Cinéma : « Les choses humaines », adaptation d’un roman dans l’air du temps

L’adaptation du roman de Karine Tuil, « les choses humaines » sort en salle ce mercredi 1er décembre. Dans son roman, l’autrice se penche sur les questions qui animent l’actualité depuis de nombreux mois : le consentement, le viol, les rapports de dominations hommes/femmes.

« Les choses humaines » sort au cinéma ce mercredi 1er décembre. Une adaptation réalisée en famille par Yvan Attal accompagnée de Charlotte Gainsbourg et de leur fils Ben Attal dans le rôle principal. Que raconte le roman de Karine Tuil et pourquoi a-t-il connu un tel succès ?

Au commencement, une famille en apparence parfaite, Claire et Jean Farel. Lui est un célèbre journaliste politique, elle est une littéraire connue pour ses engagements féministes. Tous deux ont un fils Alexandre, étudiant dans une prestigieuse université Américaine. Derrière cette façade idyllique, un équilibre fragile. Claire entretient une relation passionnelle avec Adam Wizman, professeur de français dans une école juive. Jean quant à lui, nourri une obsession pour son image avec la peur omniprésente d’être mis au rencard à cause de son âge.  Au festival des apparences et faux-semblants, cet équilibre fragile va rapidement vaciller suite à une accusation de viol.

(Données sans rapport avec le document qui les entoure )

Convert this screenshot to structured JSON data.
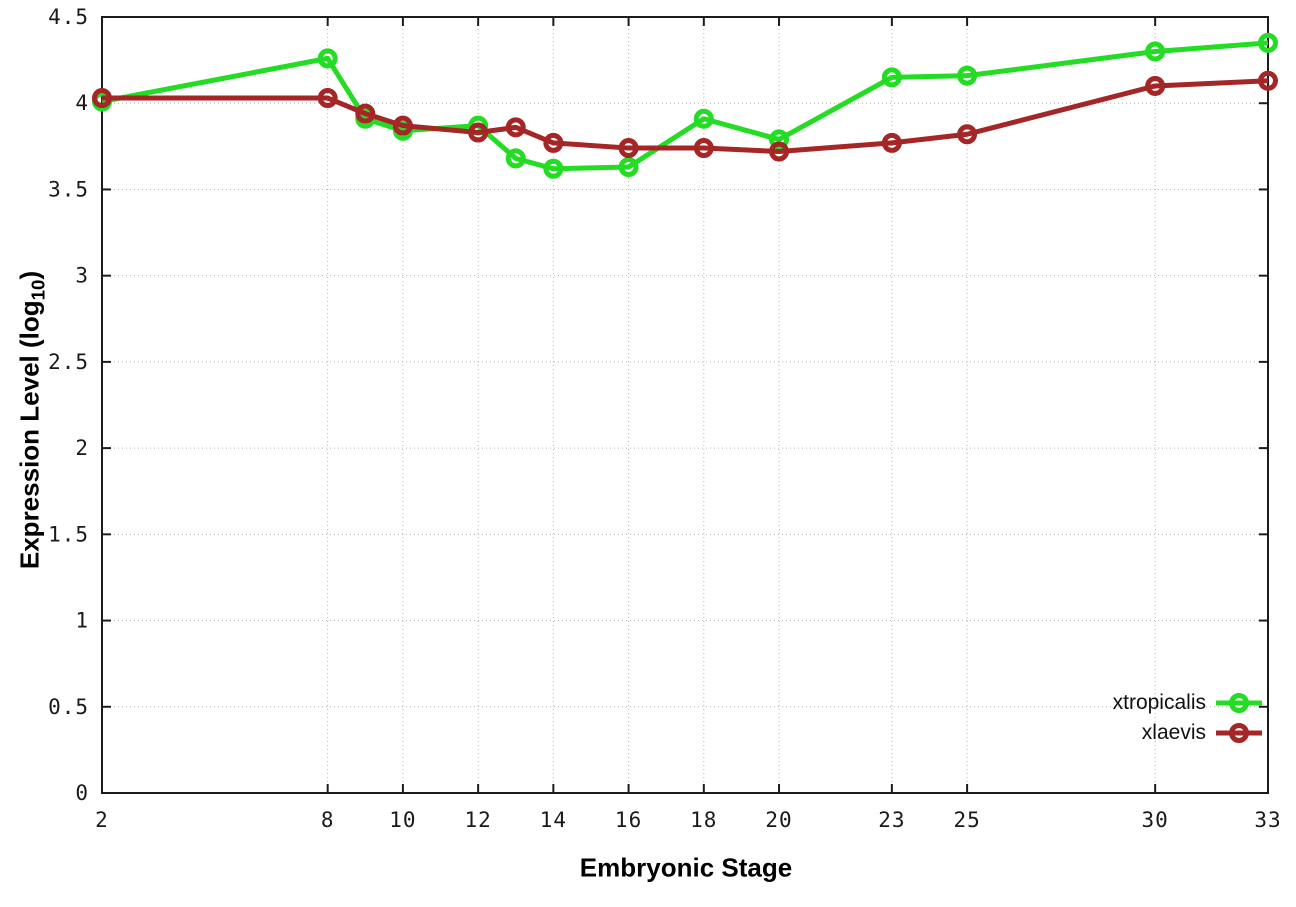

Récompensé de l’Interallié et du Prix Goncourt des Lycéens en 2019, l’ouvrage nous plonge dans l’engrenage d’un bonheur virtuel. Aux côtés de personnages très incarnés et minutieusement décrits par l’écrivaine, on plonge dans la société d’aujourd’hui mue par ses injonctions à la réussite, la nécessité viscérale du « bien paraître » qui vont être rapidement mis à mal.

 Il sortit de sa poche un pilulier, l’ouvrit et prit un anxiolytique qu’il fit fondre sous sa langue. En quelques minutes, l’angoisse se dissipa : désormais, le bonheur ne s’obtenait plus que sur ordonnance ».

Avec son roman les Choses humaines, Karine Tuil a remporté en 2019 le Prix Goncourt des lycéens et l’Interallié.

Elle dépeint la lutte pour le pouvoir face à la seule chose qui semble échapper à tout contrôle : la passion amoureuse. Un point de bascule pour les personnages pour lesquels on finit (ou non) par développer une certaine empathie. On découvre intimement, l’histoire de chacun avec ses failles, ses contradictions permettant ainsi à l’auteur d’accomplir avec brio son objectif : faire état des faiblesses de l’homme dans notre société.

Puis, on pénètre dans l’impitoyable machine judiciaire. Cette citation résume l’engagement de l’auteur qui dénonce les failles du système judiciaire dans le traitement des affaires de viol.

 « D’abord, nommer les faits . Dès qu’il y a pénétration, il y a viol. Après bien sûr, il y a une échelle des peines : un doigt, c’est trois ans ; une pénétration sexuelle, six, ça peut aller jusqu’à quinze, mais c’est rare. Si le suspect n’a pas d’antécédents judiciaires, des garanties morales, s’il a un bon niveau social et joue profil bas, ça peut descendre à deux, avec sursis.

S’il est noir, maghrébin, étranger, sans papier, il prend plus. Puis vient la question du consentement. Faut placer le curseur. Ça devient rapidement social, un viol.

Je vous choque ? Moi je le dis toujours à mes clientes : la partie adverse va traquer chaque détail de votre vie. Vous avez bu ? Vous avez dîné, dansé avec votre agresseur ? Vous l’avez rencontré sur Internet ?

Ils finiront par conclure : elle l’a bien cherché. Maitre X, avocat ».

Largement inspiré d’une affaire de viol sur le campus de Stanford, Karine Tuil commence à écrire en 2016, bien avant la vague #Metoo. Elle se sert de son expérience de juriste pour immerger le lecteur dans l’atmosphère d’un procès aux Assises. Un tribunal publique mais également médiatique qui déshabille les personnages tour à tour et qui emporte brillamment le lecteur. L’originalité du parti pris de l’auteur? Se placer du point de vue de l’agresseur et de sa famille. Alors qu’on pourrait conclure avant même d’avoir lu à un dénouement autour d’un jugement manichéen, le livre surprend, dérange. Le lecteur est poussé dans ses retranchements et se retrouve lui aussi mis face à ces propres incertitudes. Quitte à parfois se surprendre à prendre le parti du bourreau.